IMAGE_TAG=${1:-latest}
CLUSTER=production
SERVICE=myapp
DEPLOY_BUCKET=my-deployment-artifacts

# Register new task definition with updated image
NEW_TASK_DEF=$(aws ecs register-task-definition \
  --family myapp \
  --cli-input-json file://taskdef.json \
  --container-definitions "[
    {
      \"name\": \"web\",
      \"image\": \"123456789012.dkr.ecr.us-east-1.amazonaws.com/myapp:${IMAGE_TAG}\",
      \"memory\": 512,
      \"portMappings\": [{\"containerPort\": 5000}]
    }
  ]" | jq -r '.taskDefinition.taskDefinitionArn')

echo "New task definition: ${NEW_TASK_DEF}"

# Substitute into appspec.yml
sed "s|<TASK_DEFINITION>|${NEW_TASK_DEF}|g" appspec.yml > appspec-deploy.yml

# Upload appspec to S3
aws s3 cp appspec-deploy.yml s3://${DEPLOY_BUCKET}/myapp/appspec.yml

# Create CodeDeploy deployment
DEPLOYMENT_ID=$(aws deploy create-deployment \
  --application-name myapp \
  --deployment-group-name myapp-production \
  --revision "revisionType=S3,s3Location={bucket=${DEPLOY_BUCKET},key=myapp/appspec.yml,bundleType=YAML}" \
  --description "Deploy ${IMAGE_TAG}" | jq -r '.deploymentId')

echo "Deployment started: ${DEPLOYMENT_ID}"

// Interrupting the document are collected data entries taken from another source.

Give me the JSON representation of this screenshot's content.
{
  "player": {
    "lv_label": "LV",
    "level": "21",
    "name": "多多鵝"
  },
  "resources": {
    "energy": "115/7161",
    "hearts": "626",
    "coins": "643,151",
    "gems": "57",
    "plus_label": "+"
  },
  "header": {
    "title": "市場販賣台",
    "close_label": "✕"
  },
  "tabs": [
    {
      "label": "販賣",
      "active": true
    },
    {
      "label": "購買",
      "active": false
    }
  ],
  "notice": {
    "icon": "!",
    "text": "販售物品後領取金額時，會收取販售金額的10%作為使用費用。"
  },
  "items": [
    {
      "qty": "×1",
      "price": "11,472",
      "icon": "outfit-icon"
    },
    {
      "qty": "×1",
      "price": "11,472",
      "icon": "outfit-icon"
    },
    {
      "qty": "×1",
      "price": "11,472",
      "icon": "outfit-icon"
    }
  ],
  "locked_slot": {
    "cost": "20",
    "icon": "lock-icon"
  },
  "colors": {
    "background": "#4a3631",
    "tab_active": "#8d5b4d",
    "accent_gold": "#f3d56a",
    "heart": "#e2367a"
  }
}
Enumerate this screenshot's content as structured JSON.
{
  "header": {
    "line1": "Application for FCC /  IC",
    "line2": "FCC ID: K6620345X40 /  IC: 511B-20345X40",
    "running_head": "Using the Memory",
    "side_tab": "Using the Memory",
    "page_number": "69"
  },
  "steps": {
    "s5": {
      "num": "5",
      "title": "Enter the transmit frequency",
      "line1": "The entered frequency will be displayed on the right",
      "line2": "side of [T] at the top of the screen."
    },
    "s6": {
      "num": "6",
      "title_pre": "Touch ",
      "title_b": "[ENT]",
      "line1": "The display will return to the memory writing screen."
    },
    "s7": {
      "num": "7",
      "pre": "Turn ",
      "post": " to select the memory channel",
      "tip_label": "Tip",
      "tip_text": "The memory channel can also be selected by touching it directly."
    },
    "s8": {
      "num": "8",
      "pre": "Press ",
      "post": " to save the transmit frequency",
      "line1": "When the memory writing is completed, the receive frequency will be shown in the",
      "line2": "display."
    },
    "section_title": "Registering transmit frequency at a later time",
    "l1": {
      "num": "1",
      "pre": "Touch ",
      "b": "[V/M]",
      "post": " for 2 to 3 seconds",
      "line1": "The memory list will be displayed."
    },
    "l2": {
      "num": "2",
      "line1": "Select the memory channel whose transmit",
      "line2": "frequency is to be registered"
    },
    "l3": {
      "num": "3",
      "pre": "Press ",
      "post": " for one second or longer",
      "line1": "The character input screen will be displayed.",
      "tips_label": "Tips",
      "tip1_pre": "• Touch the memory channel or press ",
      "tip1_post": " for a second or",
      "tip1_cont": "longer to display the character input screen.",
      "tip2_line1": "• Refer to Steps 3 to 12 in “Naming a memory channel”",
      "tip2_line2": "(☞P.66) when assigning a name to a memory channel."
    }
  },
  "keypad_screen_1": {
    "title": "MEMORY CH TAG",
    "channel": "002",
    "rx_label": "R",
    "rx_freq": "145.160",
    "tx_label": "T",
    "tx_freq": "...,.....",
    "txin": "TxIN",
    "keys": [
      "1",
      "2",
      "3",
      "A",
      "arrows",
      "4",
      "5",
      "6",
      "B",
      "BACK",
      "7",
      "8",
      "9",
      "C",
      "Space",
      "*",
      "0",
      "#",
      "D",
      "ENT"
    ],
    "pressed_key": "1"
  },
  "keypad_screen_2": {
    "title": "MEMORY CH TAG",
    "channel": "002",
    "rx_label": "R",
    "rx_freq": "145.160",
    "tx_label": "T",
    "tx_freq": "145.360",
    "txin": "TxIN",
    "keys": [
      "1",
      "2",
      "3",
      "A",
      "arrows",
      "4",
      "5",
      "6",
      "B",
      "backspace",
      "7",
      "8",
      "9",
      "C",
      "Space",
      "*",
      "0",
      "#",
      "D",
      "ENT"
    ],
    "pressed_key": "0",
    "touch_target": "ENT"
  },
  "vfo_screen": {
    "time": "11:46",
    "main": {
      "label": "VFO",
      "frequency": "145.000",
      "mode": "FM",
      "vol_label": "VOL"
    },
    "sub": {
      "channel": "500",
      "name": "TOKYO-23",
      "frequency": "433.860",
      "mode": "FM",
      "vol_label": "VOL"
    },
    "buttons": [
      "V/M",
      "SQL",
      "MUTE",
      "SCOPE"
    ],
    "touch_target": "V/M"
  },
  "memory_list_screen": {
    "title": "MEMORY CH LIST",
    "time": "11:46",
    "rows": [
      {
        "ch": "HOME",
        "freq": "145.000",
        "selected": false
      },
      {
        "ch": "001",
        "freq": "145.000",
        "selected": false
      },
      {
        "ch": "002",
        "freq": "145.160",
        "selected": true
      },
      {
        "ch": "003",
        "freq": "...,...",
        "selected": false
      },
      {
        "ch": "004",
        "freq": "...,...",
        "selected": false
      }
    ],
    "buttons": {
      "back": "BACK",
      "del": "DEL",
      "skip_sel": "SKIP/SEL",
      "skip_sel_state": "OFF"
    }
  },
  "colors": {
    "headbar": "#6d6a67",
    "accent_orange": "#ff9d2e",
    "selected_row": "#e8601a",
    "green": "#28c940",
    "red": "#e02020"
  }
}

Watching the Traffic Shift

Monitor deployment status:

$ aws deploy get-deployment --deployment-id d-ABCDEF123
{
  "deploymentInfo": {
    "status": "InProgress",
    "deploymentOverview": {
      "Pending": 0,
      "InProgress": 2,
      "Succeeded": 0,
      "Failed": 0,
      "Skipped": 0,
      "Ready": 0
    }
  }
}

Watch the target group weights shift in the console or via:

$ aws elbv2 describe-target-health \
    --target-group-arn arn:aws:elasticloadbalancing:...:targetgroup/myapp-green/xyz789

With CodeDeployDefault.ECSAllAtOnce, traffic shifts immediately after green passes health checks. For production I use CodeDeployDefault.ECSLinear10PercentEvery1Minutes — shifts 10% of traffic to green, waits 1 minute, checks health, repeats. A bad deploy becomes obvious at 10% exposure rather than 100%.

Rolling Back

If something goes wrong, rollback is one command:

$ aws deploy stop-deployment \
    --deployment-id d-ABCDEF123 \
    --auto-rollback-enabled

Or configure automatic rollback in the deployment group — if CloudWatch alarms trigger during the deployment, CodeDeploy rolls back automatically. Set an alarm on your application error rate metric and let it save you.

Wrapping Up

The configuration overhead is real — more IAM roles, more infrastructure to set up, and debugging the first failed deployment takes some patience. But once it's running, the confidence you get from zero-downtime deployments with automatic rollback is worth every minute of setup. The days of "deploy and immediately watch the error rate" are over.